Growing Concerns over Wildfire
With the western US expected to suffer more intense wildfires and broader areas burned under climate change, the potential for carbon finance to help private and public forest lands recover from fires is largely unexplored. Tony Brunello, Deputy Secretary for Climate Change and Energy at California’s Natural Resources Agency sees a growing problem with traditional fire-related funding.
“The money goes to fighting fires which means more trucks, more technology, more people. All of the rhetoric to do more forest management is absolutely necessary but that’s not the trend we’re seeing at the state or federal level.”
“That’s where Cuyamaca is interesting,” says Brunello. “It’s pretty straightforward. An area is burned, it needs to be reforested, and there’s an opportunity to plant trees where we know there’s absolutely no budget. It’s easy to communicate, easy to understand, and it has a lot of partners that are all fired up about it.”
Mark Nechodom also sees big federal potential for additional reforestation. “We have a huge backlog,” he says. “We’ve counted a backlog of post-fire restoration in California National Forests alone that is about 30,000 acres a year.”
Choosing Carbon as a Means or an End
For Cuyamaca, the post-fire restoration context allowed for major overlap between carbon sequestration and other management priorities. Nancy Budge, a private forestry consultant who wrote the Project Design Document and other offset documentation for State Parks had a good vantage point.
“The perspective was, ‘We’re not going to do our restoration based on carbon. If carbon is a side-benefit, great, but we’re not going to drive any of our decisions based on carbon.’”
The result was clear.
“What we did was maximize the restoration,” says Budge. “If you purely go for maximizing carbon offsets, we might have planned it a little differently, but I don’t think any of us would’ve been happy with it.”
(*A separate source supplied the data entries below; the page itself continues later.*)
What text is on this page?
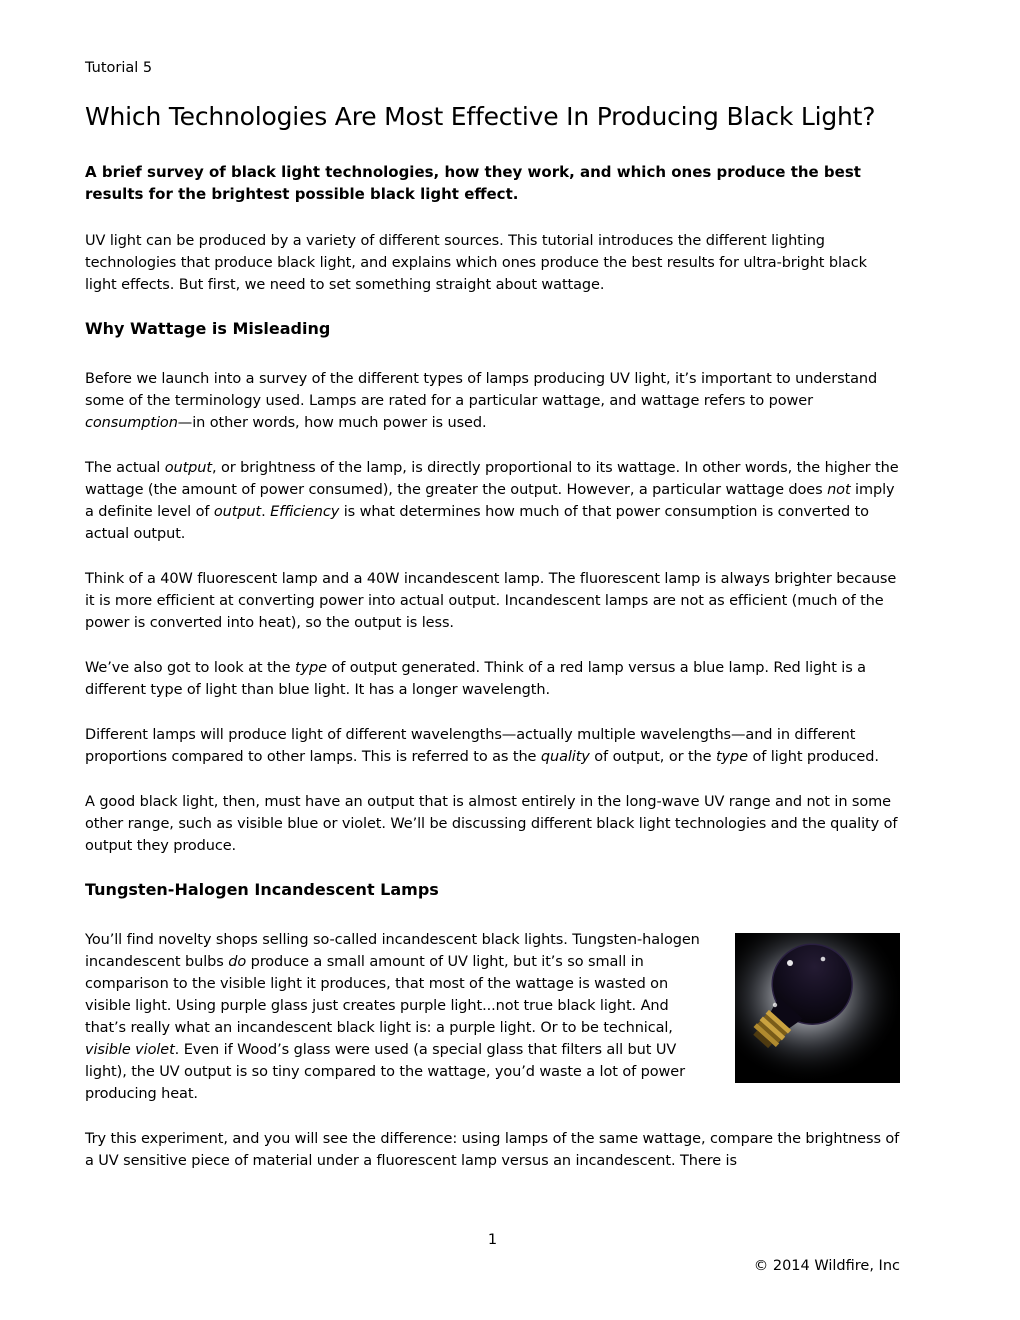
Tutorial 5

Which Technologies Are Most Effective In Producing Black Light?

A brief survey of black light technologies, how they work, and which ones produce the best results for the brightest possible black light effect.

UV light can be produced by a variety of different sources. This tutorial introduces the different lighting technologies that produce black light, and explains which ones produce the best results for ultra-bright black light effects. But first, we need to set something straight about wattage.

Why Wattage is Misleading

Before we launch into a survey of the different types of lamps producing UV light, it’s important to understand some of the terminology used. Lamps are rated for a particular wattage, and wattage refers to power consumption—in other words, how much power is used.

The actual output, or brightness of the lamp, is directly proportional to its wattage. In other words, the higher the wattage (the amount of power consumed), the greater the output. However, a particular wattage does not imply a definite level of output. Efficiency is what determines how much of that power consumption is converted to actual output.

Think of a 40W fluorescent lamp and a 40W incandescent lamp. The fluorescent lamp is always brighter because it is more efficient at converting power into actual output. Incandescent lamps are not as efficient (much of the power is converted into heat), so the output is less.

We’ve also got to look at the type of output generated. Think of a red lamp versus a blue lamp. Red light is a different type of light than blue light. It has a longer wavelength.

Different lamps will produce light of different wavelengths—actually multiple wavelengths—and in different proportions compared to other lamps. This is referred to as the quality of output, or the type of light produced.

A good black light, then, must have an output that is almost entirely in the long-wave UV range and not in some other range, such as visible blue or violet. We’ll be discussing different black light technologies and the quality of output they produce.

Tungsten-Halogen Incandescent Lamps

You’ll find novelty shops selling so-called incandescent black lights. Tungsten-halogen incandescent bulbs do produce a small amount of UV light, but it’s so small in comparison to the visible light it produces, that most of the wattage is wasted on visible light. Using purple glass just creates purple light...not true black light. And that’s really what an incandescent black light is: a purple light. Or to be technical, visible violet. Even if Wood’s glass were used (a special glass that filters all but UV light), the UV output is so tiny compared to the wattage, you’d waste a lot of power producing heat.

Try this experiment, and you will see the difference: using lamps of the same wattage, compare the brightness of a UV sensitive piece of material under a fluorescent lamp versus an incandescent. There is

1
© 2014 Wildfire, Inc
Caryl Hart sees things from the same perspective and has big hopes for the Cuyamaca project.
“The initial reaction of people tends to be negative to the whole idea of offsets,” she says, “and I’m hoping that a project like Cuyamaca can begin to shift that perspective.”
The broader influence of Cuyamaca on state policies – and perhaps federal policies – around the country remains to be seen.
David Diaz recently joined Ecosystem Marketplace as a Forest Carbon Associate. Prior to that, he was employed on a contract-basis for American Forests, which is acting as a coordinator for the Cuyamaca Project’s financing between California State Parks and ConocoPhillips. The author did not receive any compensation or editorial input from American Forests or any of the organizations described in this article for the research or writing that went into it.